For a baby born during a pandemic through no choice of her own, it also means she won’t have the visual exposure to what the world around her really looks like.
Board books aren’t a primary money maker in the publishing industry, and they’re often developed in-house, as opposed to being acquired from authors directly. And even though I worked in a library that kept board books updated, the problems of shelving and damage to these kinds of books means they aren’t always in libraries.
I absolutely want my child to learn about Helen Keller. I would love for her to get excited about baby sign language books. But shouldn’t she also have an array of books to look where disability is front and center? Shouldn’t those be easy to find and pop on a baby registry at any major retailer?

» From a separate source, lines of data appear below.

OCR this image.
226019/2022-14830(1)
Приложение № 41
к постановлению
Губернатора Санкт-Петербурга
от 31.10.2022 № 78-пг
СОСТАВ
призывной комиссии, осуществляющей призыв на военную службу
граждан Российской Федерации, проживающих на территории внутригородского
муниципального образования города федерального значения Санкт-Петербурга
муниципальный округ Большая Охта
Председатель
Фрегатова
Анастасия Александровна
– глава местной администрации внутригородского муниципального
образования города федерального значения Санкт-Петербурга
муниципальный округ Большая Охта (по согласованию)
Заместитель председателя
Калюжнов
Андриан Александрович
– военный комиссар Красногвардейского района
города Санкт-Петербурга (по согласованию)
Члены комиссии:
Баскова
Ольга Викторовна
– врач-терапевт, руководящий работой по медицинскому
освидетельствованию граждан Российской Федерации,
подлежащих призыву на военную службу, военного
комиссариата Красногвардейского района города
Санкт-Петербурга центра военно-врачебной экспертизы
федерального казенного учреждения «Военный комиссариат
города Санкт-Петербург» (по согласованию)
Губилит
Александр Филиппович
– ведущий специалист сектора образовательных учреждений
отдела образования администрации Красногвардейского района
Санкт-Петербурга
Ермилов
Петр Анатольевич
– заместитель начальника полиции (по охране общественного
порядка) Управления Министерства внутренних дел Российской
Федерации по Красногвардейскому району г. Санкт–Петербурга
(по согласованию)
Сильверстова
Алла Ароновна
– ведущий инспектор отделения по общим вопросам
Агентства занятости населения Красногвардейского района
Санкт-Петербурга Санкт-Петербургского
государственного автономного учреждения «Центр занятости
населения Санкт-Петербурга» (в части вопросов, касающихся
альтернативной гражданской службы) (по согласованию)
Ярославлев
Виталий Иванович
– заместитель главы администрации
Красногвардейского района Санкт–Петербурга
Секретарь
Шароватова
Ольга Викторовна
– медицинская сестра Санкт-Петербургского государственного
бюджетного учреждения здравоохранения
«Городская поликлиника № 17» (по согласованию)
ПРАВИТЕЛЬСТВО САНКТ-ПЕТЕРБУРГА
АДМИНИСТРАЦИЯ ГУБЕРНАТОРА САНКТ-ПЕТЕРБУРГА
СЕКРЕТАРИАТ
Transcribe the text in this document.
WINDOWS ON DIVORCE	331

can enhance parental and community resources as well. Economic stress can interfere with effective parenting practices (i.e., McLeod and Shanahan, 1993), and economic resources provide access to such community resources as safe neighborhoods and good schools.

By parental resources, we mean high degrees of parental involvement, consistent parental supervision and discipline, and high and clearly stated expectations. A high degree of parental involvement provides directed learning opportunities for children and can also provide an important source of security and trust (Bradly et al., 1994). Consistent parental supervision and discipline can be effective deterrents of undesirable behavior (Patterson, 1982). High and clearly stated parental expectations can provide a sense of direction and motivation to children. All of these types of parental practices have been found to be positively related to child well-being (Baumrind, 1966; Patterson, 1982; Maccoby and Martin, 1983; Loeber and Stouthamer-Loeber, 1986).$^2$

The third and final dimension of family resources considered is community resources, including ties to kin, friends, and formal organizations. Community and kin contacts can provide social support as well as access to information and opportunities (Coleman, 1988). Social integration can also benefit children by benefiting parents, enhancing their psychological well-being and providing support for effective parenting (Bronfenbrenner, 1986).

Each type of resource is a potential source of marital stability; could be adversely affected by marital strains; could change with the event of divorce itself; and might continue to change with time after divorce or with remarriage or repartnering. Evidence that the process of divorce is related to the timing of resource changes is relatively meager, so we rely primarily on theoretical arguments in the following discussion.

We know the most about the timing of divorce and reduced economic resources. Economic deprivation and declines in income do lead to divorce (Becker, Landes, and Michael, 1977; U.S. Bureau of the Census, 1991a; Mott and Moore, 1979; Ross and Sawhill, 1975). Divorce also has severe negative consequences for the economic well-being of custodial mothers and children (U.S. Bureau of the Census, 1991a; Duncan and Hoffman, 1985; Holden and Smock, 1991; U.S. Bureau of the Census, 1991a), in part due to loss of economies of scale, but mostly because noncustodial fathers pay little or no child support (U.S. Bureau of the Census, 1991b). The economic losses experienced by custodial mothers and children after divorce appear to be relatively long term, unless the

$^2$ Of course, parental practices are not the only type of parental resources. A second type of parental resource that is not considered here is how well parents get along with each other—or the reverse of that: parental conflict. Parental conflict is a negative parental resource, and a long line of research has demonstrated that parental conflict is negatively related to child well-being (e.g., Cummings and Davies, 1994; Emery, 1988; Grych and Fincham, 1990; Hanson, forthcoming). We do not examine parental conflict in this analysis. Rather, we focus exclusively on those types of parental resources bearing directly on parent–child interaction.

After an exhaustive and frustrating search, I found one title I can’t wait to add to her collection. It’s not on Amazon or Barnes and Noble. It’s not something you can find on any other retailer where making registries or wish lists is easy, seamless, and shareable.
Indeed, it’s not from a major publisher, but an indie press purposefully creating inclusive content for young readers. It’s from a company called Little Feminist, who created a three-book picture series via a crowd fundraiser to highlight a wide range of hair, families, and disabilities for readers 0–5 in board book format. On-The-Go specifically showcases on the cover an incredible range of bodies and devices that make navigating a world built for abled bodies more possible for those who are disabled.
The company developed their fundraiser when they saw the lack of such representation in board books and decided to do something about it. This book, as well as the others in the series, are featuring the realities of the world around us in a compassionate manner.
But why did it take them stepping up to the plate to do this? Why aren’t publishers dedicating space and time to reaching babies and, perhaps more realistically, the purchasers of books for those babies?
Caretakers and babies can do without another cutesy take on Jane Austen or other white authors that serves little purpose beyond adult gift-giving. Rather, more books showcasing what the world looks like, books that show babies who look like them and who don’t look like them, highlighting all of the different ways one can be in a body: those are the tools necessary for change, for acceptance, and for learning to love oneself and the world around them.
I want nothing more than for my daughter to chew up, flip through, smile, giggle, and babble at books packed with pictures of people who look nothing like her so that when she is able to be part of that global world, she’s able to understand her place of privilege within it.